The third moment occurred between March and June 2022, even though another 3.1 million were still staked between August 2021 and February 2022, although at a much slower rate.
In those four months of 2022, 3.3 million ETH were added on Beacon Chain when the price was substantially higher than it is now. But beginning in early June it dropped all the way below $900, so a small portion of those 3.3 million ETH were staked at a time when their market value was well below today’s.
The latest phase of large addition of ETH in staking is still ongoing, and began in September 2022. That is 3.4 million ETH put into staking when their market price was well below the current market price.
So in total there are more than 5 million ETH currently in staking that in theory at current prices could be unlocked and placed on the market to make a profit as soon as it is possible to do so.
Even though the prices at the time of the fork will be different than at present, this is still about $8 billion, or a volume similar to what is currently traded in a day on the ETH market.
Therefore, it is entirely possible, at least in theory, that the Shanghai fork could cause a significant increase in ETH selling pressure in the crypto markets.
Ethereum’s price trend
Despite this, Ethereum’s price continues to rise.
The climb began on 4 January, and so far it has virtually been steady with only three days of slight decline and three more days of stagnation.
The highest peak in these early weeks of 2023 was touched on 21 January, when it came close to $1,700.
As is often the case in crypto markets, it is possible that a large-scale “buy the rumors, sell the news” strategy is in effect in anticipation of the March fork.
In other words, it is possible that the buying pressure is increasing in anticipation of the event, and once it happens the selling pressure may increase instead.
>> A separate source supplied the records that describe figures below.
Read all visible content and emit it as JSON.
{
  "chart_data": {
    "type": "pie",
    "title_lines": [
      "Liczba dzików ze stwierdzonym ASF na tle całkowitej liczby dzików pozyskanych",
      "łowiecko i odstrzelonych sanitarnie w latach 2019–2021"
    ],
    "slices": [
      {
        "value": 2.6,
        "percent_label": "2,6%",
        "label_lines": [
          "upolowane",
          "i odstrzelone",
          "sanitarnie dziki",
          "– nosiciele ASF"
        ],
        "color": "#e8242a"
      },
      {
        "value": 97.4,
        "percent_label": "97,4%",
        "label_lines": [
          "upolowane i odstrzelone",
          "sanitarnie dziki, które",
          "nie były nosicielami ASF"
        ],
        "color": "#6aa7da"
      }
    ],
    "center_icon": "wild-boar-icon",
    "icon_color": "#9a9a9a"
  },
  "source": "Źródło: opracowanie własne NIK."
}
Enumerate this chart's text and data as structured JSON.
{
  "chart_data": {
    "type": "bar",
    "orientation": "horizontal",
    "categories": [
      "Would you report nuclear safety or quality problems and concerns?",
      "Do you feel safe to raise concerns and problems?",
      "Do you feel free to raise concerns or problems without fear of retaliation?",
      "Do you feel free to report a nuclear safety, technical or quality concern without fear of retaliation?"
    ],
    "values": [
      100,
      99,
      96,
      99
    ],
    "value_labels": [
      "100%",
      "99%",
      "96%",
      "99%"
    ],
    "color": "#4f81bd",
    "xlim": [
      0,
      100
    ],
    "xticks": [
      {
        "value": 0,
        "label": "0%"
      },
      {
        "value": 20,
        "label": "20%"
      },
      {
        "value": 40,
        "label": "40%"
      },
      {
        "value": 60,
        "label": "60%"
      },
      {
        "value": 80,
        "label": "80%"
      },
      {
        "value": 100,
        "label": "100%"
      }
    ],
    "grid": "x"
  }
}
Moreover, it does not help either that the Shanghai fork could unlock large quantities of ETH that might also be placed on the market immediately or in the near term.
Something vaguely similar had happened around mid-September last year with the Merge, although there were no unlocked ETH then.
The widely announced Merge took place on 15 September, and from late August to 12 September the price of ETH went up 25% in the middle of the bear market.
But as early as 13 September, i.e. two days before the announced Merge, it began to fall, eventually returning ten days later even below the starting price of late August. However, a downward trend was underway throughout the crypto market at that time, so it is difficult to say that the post-Merge price drop was due only to the Merge itself.
In addition, it is worth adding that the uptrend in late August actually followed another uptrend that began a month and a half earlier, so indeed the pre-Merge uptrend lasted about two months, albeit with ups and downs. Since the Shanghai fork is expected in March, it is more than normal that an uptrend was triggered in January.
The possible rise in ETH staking
However, an important consideration should be added to this reasoning. As a matter of fact, right now the convenience of staking ETH without being able to withdraw them is not particularly high, even though they generate a yield.
Instead, when it becomes possible to unstake them, it cannot be ruled out that many of those who until now have been reluctant because of the impossibility of withdrawing them will decide to temporarily lock them on Beacon Chain.
However, it is not possible to estimate how much of this will happen, so the dynamic that follows the logic of “buy the rumors, sell the news” at this time seems the most plausible explanation.